In a decision issued June 17, Judge Edward J. Lodge dismissed all but two of 14 claims filed by Hammer and Jim Donoval, her husband and sometimes attorney, against the city, former City Council President Nils Ribi and Mayor DeWayne Briscoe in U.S. District Court for Idaho in May 2013.
Lodge ruled that Hammer agreed to waive her right to sue in an “unambiguous” contract stating that the severance payment would be her “sole exclusive remedy.”
The ruling left two claims intact: deprivation of due process and alleged assault of Hammer by Ribi.
Donoval said in an interview that their attorney has filed a motion for reconsideration of the decision.
“Ms. Hammer is a knowledgeable person who … was advised by her legal counsel and husband before signing the release.”
Judge Edward J. Lodge
U.S. District Court for Idaho
Hammer was one of several city employees who allegedly used a city credit card for personal expenses and failed to account for personal leave, according to a December 2011 letter to the council from Boise investigator Patricia Ball. Then-Mayor Wayne Willich commissioned Ball’s investigation following complaints from Michelle Frostenson, former finance manager and treasurer. After reviewing Ball’s findings, Blaine County Prosecuting Attorney Jim Thomas did not file criminal charges against any city employee due to insufficient evidence, as stated in his Nov. 21, 2012, letter to the council. Former Sun Valley City Clerk Kelly Ek told the Idaho Mountain Express in July 2012 that Hammer behaved unprofessionally in the workplace and exaggerated charges of harassment by Ribi.

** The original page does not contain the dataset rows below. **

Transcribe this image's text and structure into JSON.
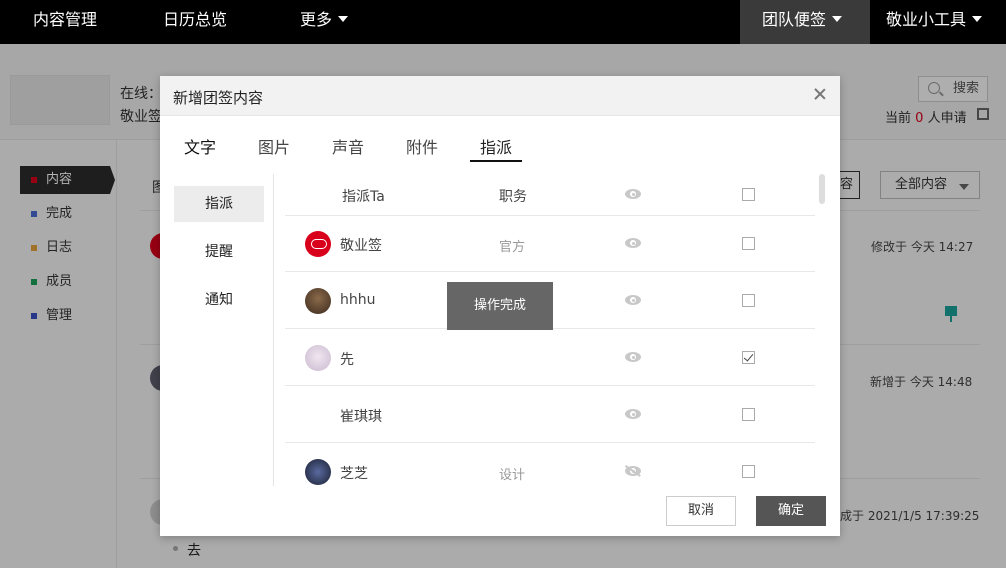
{
  "topnav": {
    "items": [
      "内容管理",
      "日历总览",
      "更多"
    ],
    "active_item": "团队便签",
    "tools": "敬业小工具"
  },
  "header": {
    "online_label": "在线：",
    "name_fragment": "敬业签",
    "search_label": "搜索",
    "applicants_prefix": "当前",
    "applicants_count": "0",
    "applicants_suffix": "人申请"
  },
  "sidebar": {
    "items": [
      {
        "label": "内容",
        "color": "#d9001b"
      },
      {
        "label": "完成",
        "color": "#4a6cd4"
      },
      {
        "label": "日志",
        "color": "#e6a23c"
      },
      {
        "label": "成员",
        "color": "#1aa35a"
      },
      {
        "label": "管理",
        "color": "#3b4fc4"
      }
    ]
  },
  "main": {
    "filter_label": "全部内容",
    "button_edge": "容",
    "row1_time": "修改于 今天 14:27",
    "row2_time": "新增于 今天 14:48",
    "row3_time": "成于 2021/1/5 17:39:25",
    "row3_text": "去",
    "header_fragment": "图"
  },
  "modal": {
    "title": "新增团签内容",
    "tabs": [
      "文字",
      "图片",
      "声音",
      "附件",
      "指派"
    ],
    "active_tab": "指派",
    "subnav": [
      "指派",
      "提醒",
      "通知"
    ],
    "active_subnav": "指派",
    "list_header": {
      "name": "指派Ta",
      "role": "职务"
    },
    "members": [
      {
        "name": "敬业签",
        "role": "官方",
        "avatar": "red-cloud",
        "visible": true,
        "checked": false
      },
      {
        "name": "hhhu",
        "role": "",
        "avatar": "brown-photo",
        "visible": true,
        "checked": false
      },
      {
        "name": "先",
        "role": "",
        "avatar": "pale-photo",
        "visible": true,
        "checked": true
      },
      {
        "name": "崔琪琪",
        "role": "",
        "avatar": "none",
        "visible": true,
        "checked": false
      },
      {
        "name": "芝芝",
        "role": "设计",
        "avatar": "space-photo",
        "visible": false,
        "checked": false
      }
    ],
    "toast": "操作完成",
    "cancel_label": "取消",
    "confirm_label": "确定"
  }
}
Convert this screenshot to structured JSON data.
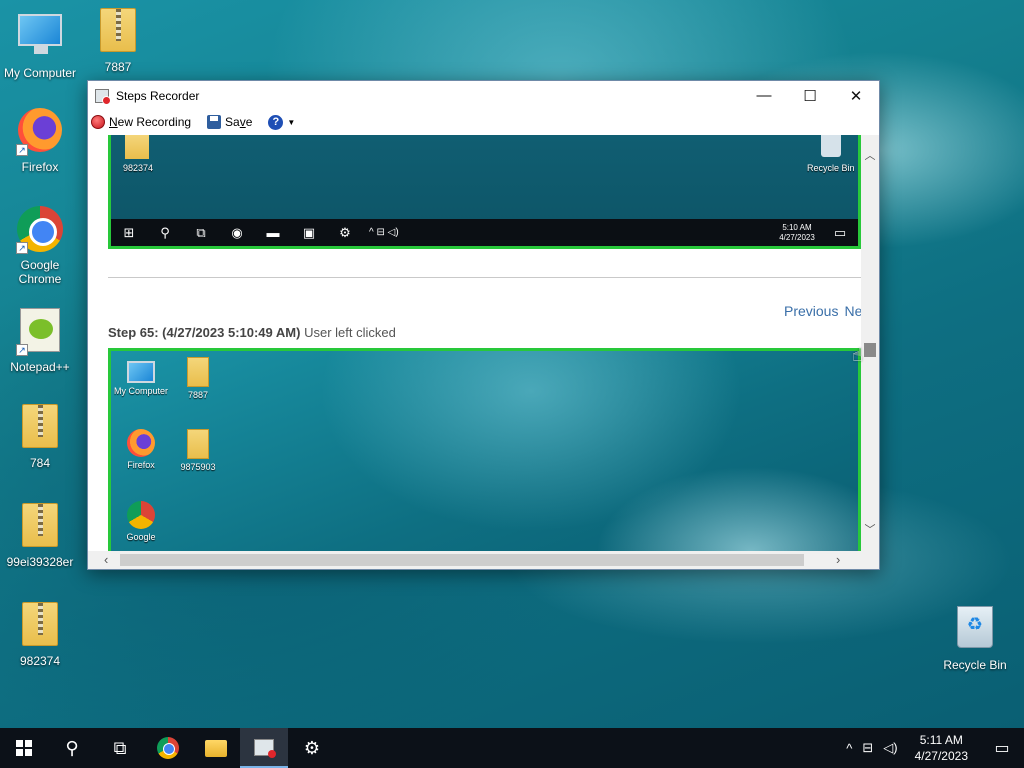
{
  "desktop": {
    "icons": [
      {
        "label": "My Computer"
      },
      {
        "label": "7887"
      },
      {
        "label": "Firefox"
      },
      {
        "label": "Google Chrome"
      },
      {
        "label": "Notepad++"
      },
      {
        "label": "784"
      },
      {
        "label": "99ei39328er"
      },
      {
        "label": "982374"
      },
      {
        "label": "Recycle Bin"
      }
    ]
  },
  "window": {
    "title": "Steps Recorder",
    "controls": {
      "minimize": "—",
      "maximize": "☐",
      "close": "✕"
    },
    "toolbar": {
      "new_recording_accel": "N",
      "new_recording_rest": "ew Recording",
      "save_pre": "Sa",
      "save_accel": "v",
      "save_post": "e",
      "help_glyph": "?",
      "help_caret": "▼"
    },
    "prev_shot": {
      "icon_label_left": "982374",
      "icon_label_right": "Recycle Bin",
      "clock_time": "5:10 AM",
      "clock_date": "4/27/2023"
    },
    "nav": {
      "previous": "Previous",
      "next": "Next"
    },
    "step": {
      "header": "Step 65: (4/27/2023 5:10:49 AM)",
      "action": "User left clicked"
    },
    "current_shot": {
      "icons": [
        {
          "label": "My Computer"
        },
        {
          "label": "7887"
        },
        {
          "label": "Firefox"
        },
        {
          "label": "9875903"
        },
        {
          "label": "Google"
        }
      ]
    }
  },
  "taskbar": {
    "clock_time": "5:11 AM",
    "clock_date": "4/27/2023"
  }
}
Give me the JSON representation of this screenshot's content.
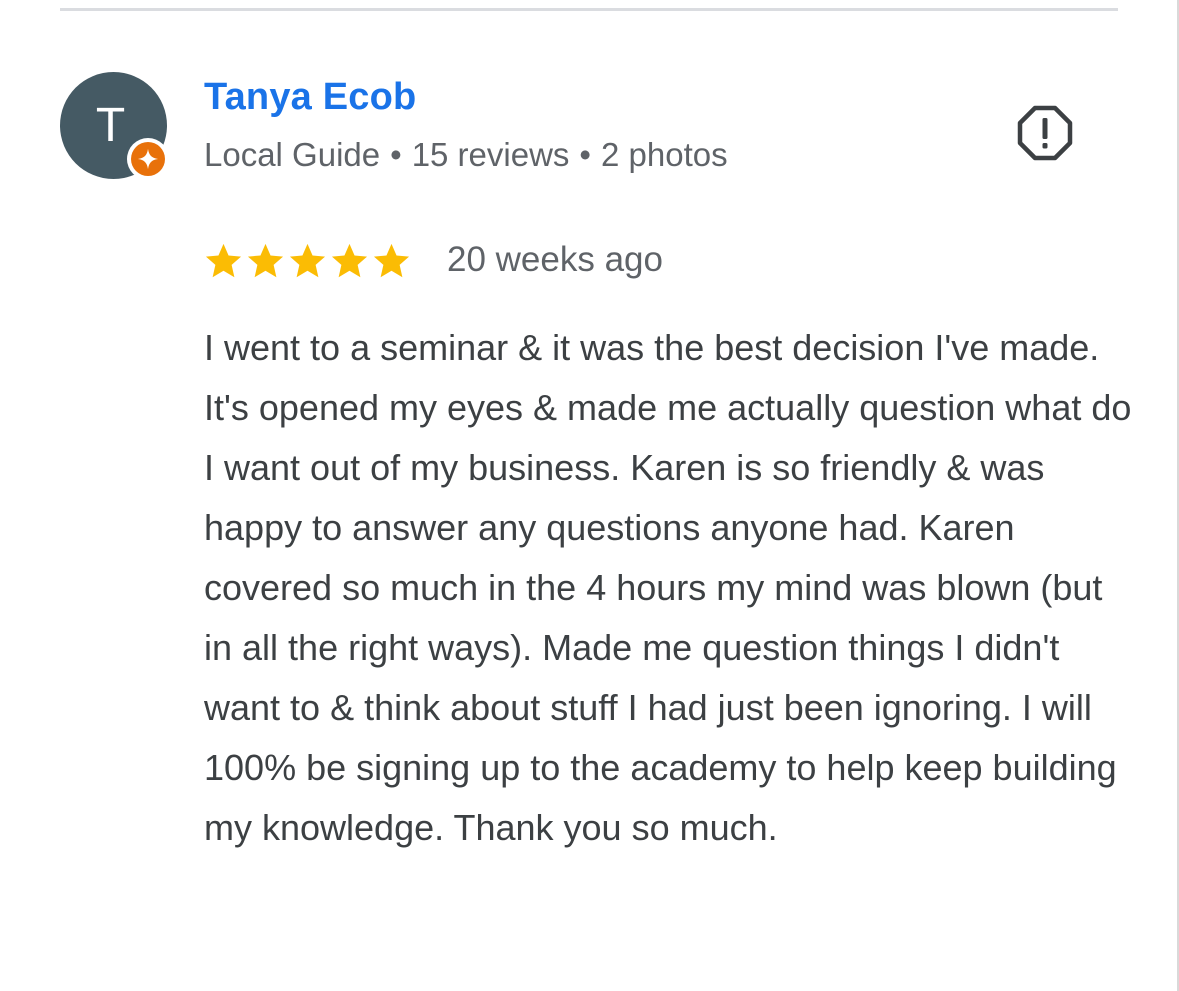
{
  "review": {
    "reviewer": {
      "initial": "T",
      "name": "Tanya Ecob",
      "badge": "Local Guide",
      "reviews_count": "15 reviews",
      "photos_count": "2 photos",
      "separator": "•",
      "avatar_color": "#455a64",
      "badge_color": "#e8710a"
    },
    "rating": {
      "stars": 5,
      "max_stars": 5,
      "star_color": "#fbbc04"
    },
    "date": "20 weeks ago",
    "text": "I went to a seminar & it was the best decision I've made. It's opened my eyes & made me actually question what do I want out of my business. Karen is so friendly & was happy to answer any questions anyone had. Karen covered so much in the 4 hours my mind was blown (but in all the right ways). Made me question things I didn't want to & think about stuff I had just been ignoring. I will 100% be signing up to the academy to help keep building my knowledge. Thank you so much.",
    "report_icon": "report-icon"
  },
  "colors": {
    "name_link": "#1a73e8",
    "meta_text": "#5f6368",
    "body_text": "#3c4043",
    "divider": "#dadce0"
  }
}
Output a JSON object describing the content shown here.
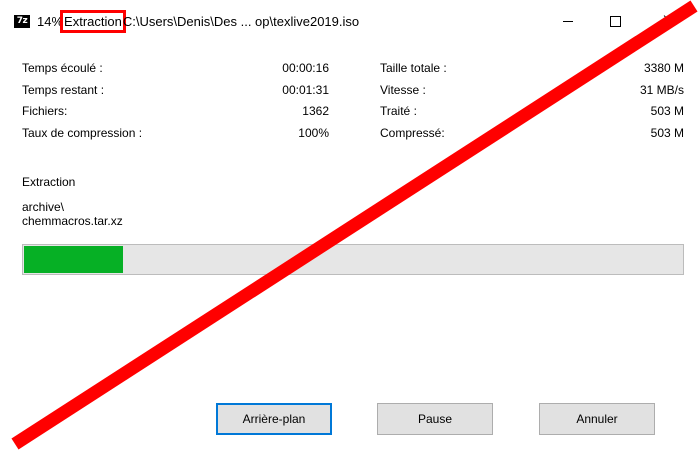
{
  "window": {
    "icon_text": "7z",
    "title": {
      "percent": "14%",
      "operation": "Extraction",
      "path": "C:\\Users\\Denis\\Des ... op\\texlive2019.iso"
    }
  },
  "stats": {
    "left": [
      {
        "label": "Temps écoulé :",
        "value": "00:00:16"
      },
      {
        "label": "Temps restant :",
        "value": "00:01:31"
      },
      {
        "label": "Fichiers:",
        "value": "1362"
      },
      {
        "label": "Taux de compression :",
        "value": "100%"
      }
    ],
    "right": [
      {
        "label": "Taille totale :",
        "value": "3380 M"
      },
      {
        "label": "Vitesse :",
        "value": "31 MB/s"
      },
      {
        "label": "Traité :",
        "value": "503 M"
      },
      {
        "label": "Compressé:",
        "value": "503 M"
      }
    ]
  },
  "operation_label": "Extraction",
  "current_file": {
    "line1": "archive\\",
    "line2": "chemmacros.tar.xz"
  },
  "progress": {
    "fraction": 0.15,
    "color": "#06b025"
  },
  "buttons": {
    "background": "Arrière-plan",
    "pause": "Pause",
    "cancel": "Annuler"
  },
  "colors": {
    "highlight": "#ff0000",
    "strike": "#ff0000"
  }
}
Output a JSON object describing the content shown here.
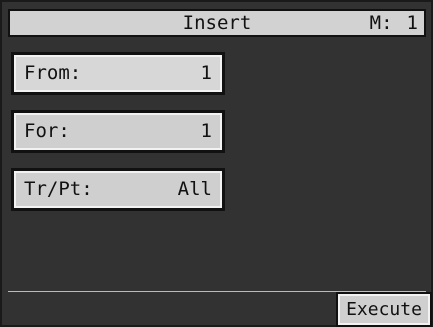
{
  "header": {
    "title": "Insert",
    "measure_label": "M:",
    "measure_value": "1"
  },
  "fields": [
    {
      "label": "From:",
      "value": "1"
    },
    {
      "label": "For:",
      "value": "1"
    },
    {
      "label": "Tr/Pt:",
      "value": "All"
    }
  ],
  "footer": {
    "execute_label": "Execute"
  },
  "colors": {
    "screen_bg": "#323232",
    "button_face": "#cfcfcf",
    "border_dark": "#111111",
    "border_light": "#f2f2f2"
  }
}
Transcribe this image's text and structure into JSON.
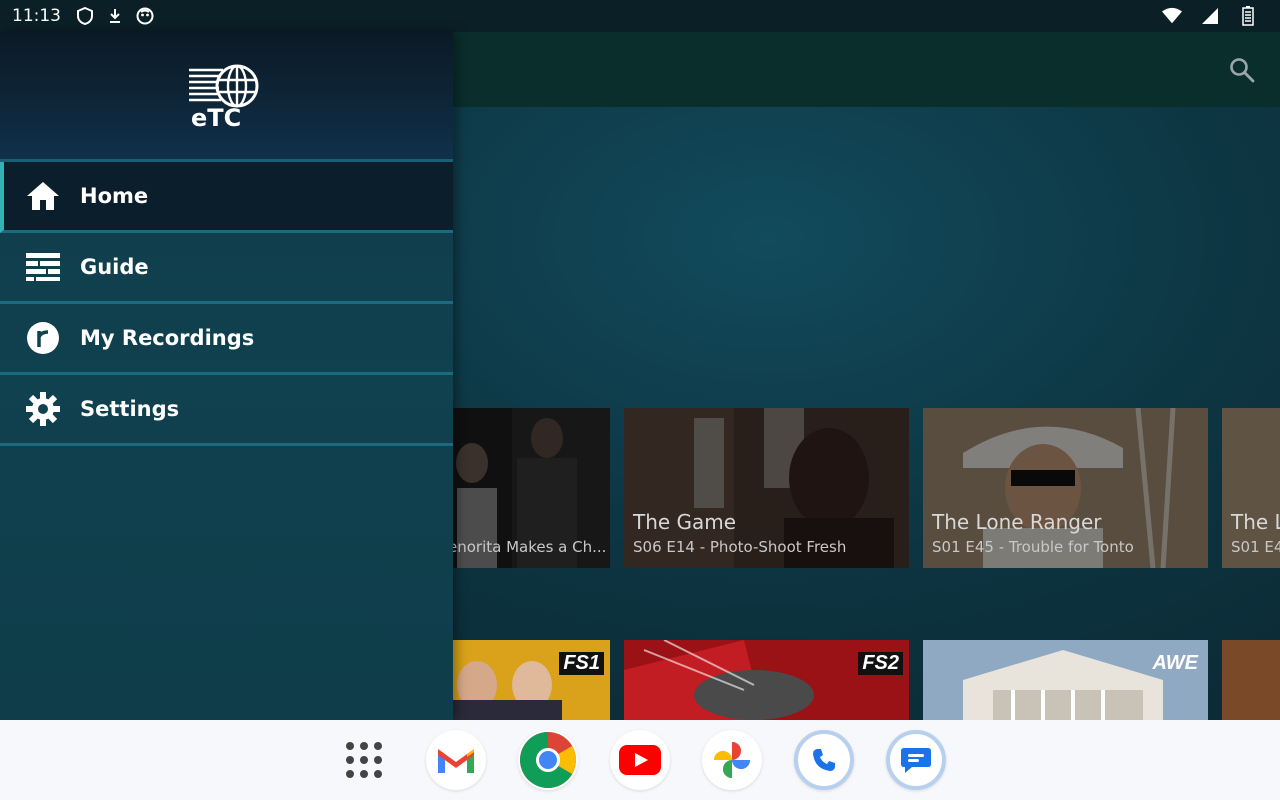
{
  "status": {
    "time": "11:13",
    "icons": [
      "shield-icon",
      "download-icon",
      "face-icon",
      "wifi-icon",
      "signal-icon",
      "battery-icon"
    ]
  },
  "drawer": {
    "logo_text": "eTC",
    "items": [
      {
        "label": "Home",
        "icon": "home-icon",
        "active": true
      },
      {
        "label": "Guide",
        "icon": "guide-icon",
        "active": false
      },
      {
        "label": "My Recordings",
        "icon": "recordings-icon",
        "active": false
      },
      {
        "label": "Settings",
        "icon": "gear-icon",
        "active": false
      }
    ]
  },
  "recordings": [
    {
      "title": "",
      "subtitle": "enorita Makes a Ch...",
      "bg": "#2c2c2c"
    },
    {
      "title": "The Game",
      "subtitle": "S06 E14 - Photo-Shoot Fresh",
      "bg": "#5a4638"
    },
    {
      "title": "The Lone Ranger",
      "subtitle": "S01 E45 - Trouble for Tonto",
      "bg": "#7a6a52"
    },
    {
      "title": "The L",
      "subtitle": "S01 E4",
      "bg": "#6a5a48"
    }
  ],
  "channels": [
    {
      "net": "FS1",
      "bg": "#d9a21a"
    },
    {
      "net": "FS2",
      "bg": "#b3161b"
    },
    {
      "net": "AWE",
      "bg": "#8fa3b8"
    },
    {
      "net": "",
      "bg": "#7a4a28"
    }
  ],
  "dock": {
    "apps": [
      "app-drawer",
      "gmail",
      "chrome",
      "youtube",
      "photos",
      "phone",
      "messages"
    ]
  },
  "colors": {
    "accent": "#2fb3b5",
    "drawer_bg": "#10414f",
    "dock_bg": "#f6f8fb"
  }
}
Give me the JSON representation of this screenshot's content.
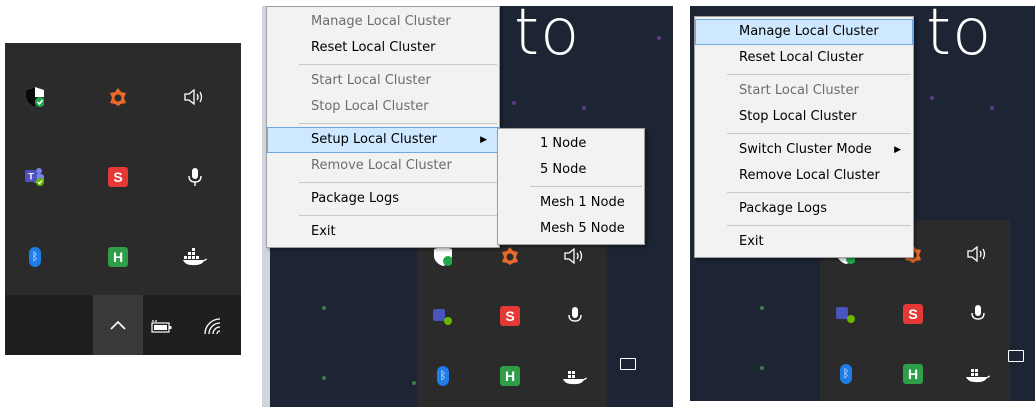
{
  "panel1": {
    "tray_icons": [
      "shield-icon",
      "gear-flower-icon",
      "speaker-icon",
      "teams-icon",
      "s-app-icon",
      "microphone-icon",
      "bluetooth-icon",
      "h-app-icon",
      "docker-icon"
    ],
    "taskbar_icons": [
      "chevron-up-icon",
      "battery-icon",
      "wifi-icon"
    ]
  },
  "panel2": {
    "background_text": "to",
    "menu": {
      "items": [
        {
          "label": "Manage Local Cluster",
          "disabled": true
        },
        {
          "label": "Reset Local Cluster",
          "disabled": false
        },
        {
          "label": "Start Local Cluster",
          "disabled": true
        },
        {
          "label": "Stop Local Cluster",
          "disabled": true
        },
        {
          "label": "Setup Local Cluster",
          "disabled": false,
          "submenu": true,
          "highlighted": true
        },
        {
          "label": "Remove Local Cluster",
          "disabled": true
        },
        {
          "label": "Package Logs",
          "disabled": false
        },
        {
          "label": "Exit",
          "disabled": false
        }
      ]
    },
    "submenu": {
      "items": [
        "1 Node",
        "5 Node",
        "Mesh 1 Node",
        "Mesh 5 Node"
      ]
    }
  },
  "panel3": {
    "background_text": "to",
    "menu": {
      "items": [
        {
          "label": "Manage Local Cluster",
          "highlighted": true
        },
        {
          "label": "Reset Local Cluster"
        },
        {
          "label": "Start Local Cluster",
          "disabled": true
        },
        {
          "label": "Stop Local Cluster"
        },
        {
          "label": "Switch Cluster Mode",
          "submenu": true
        },
        {
          "label": "Remove Local Cluster"
        },
        {
          "label": "Package Logs"
        },
        {
          "label": "Exit"
        }
      ]
    }
  },
  "colors": {
    "tray_bg": "#2b2b2b",
    "menu_bg": "#f2f2f2",
    "highlight": "#cde8ff",
    "desktop_bg": "#1d2433"
  }
}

Hammer’s and Donoval’s suit presents 14 cases of alleged mistreatment by Ribi and Briscoe, including gender discrimination and harassment, retaliation, wrongful termination and infliction of emotional distress.
Hammer asserted that she was harassed and assaulted by Ribi during her three-and-a-half-year stint as city administrator. The plaintiffs state in their complaint that Ribi and others “trumped up” Hammer’s alleged workplace infractions, causing her to be put on administrative leave twice and finally fired.
They also state that Ribi acted with hostility toward both plaintifs due to Donoval’s political affiliations. Donoval lost a bid for a state Senate seat on the Republican ticket in 2010.
The complaint alleged that in the events that unfolded after Hammer’s termination, the defendants publically made negative statements that damaged her personal and professional reputation.
Hammer asserted that she was coerced into signing a waiver in accepting the severance package. However, the court concluded that Hammer’s release of claims was “voluntary, deliberate and informed” when she accepted the severance payment.
“Ms. Hammer is a knowledgeable person who worked in a professional capacity for the city for several years and was advised by her legal counsel and husband before signing the release,” the decision states.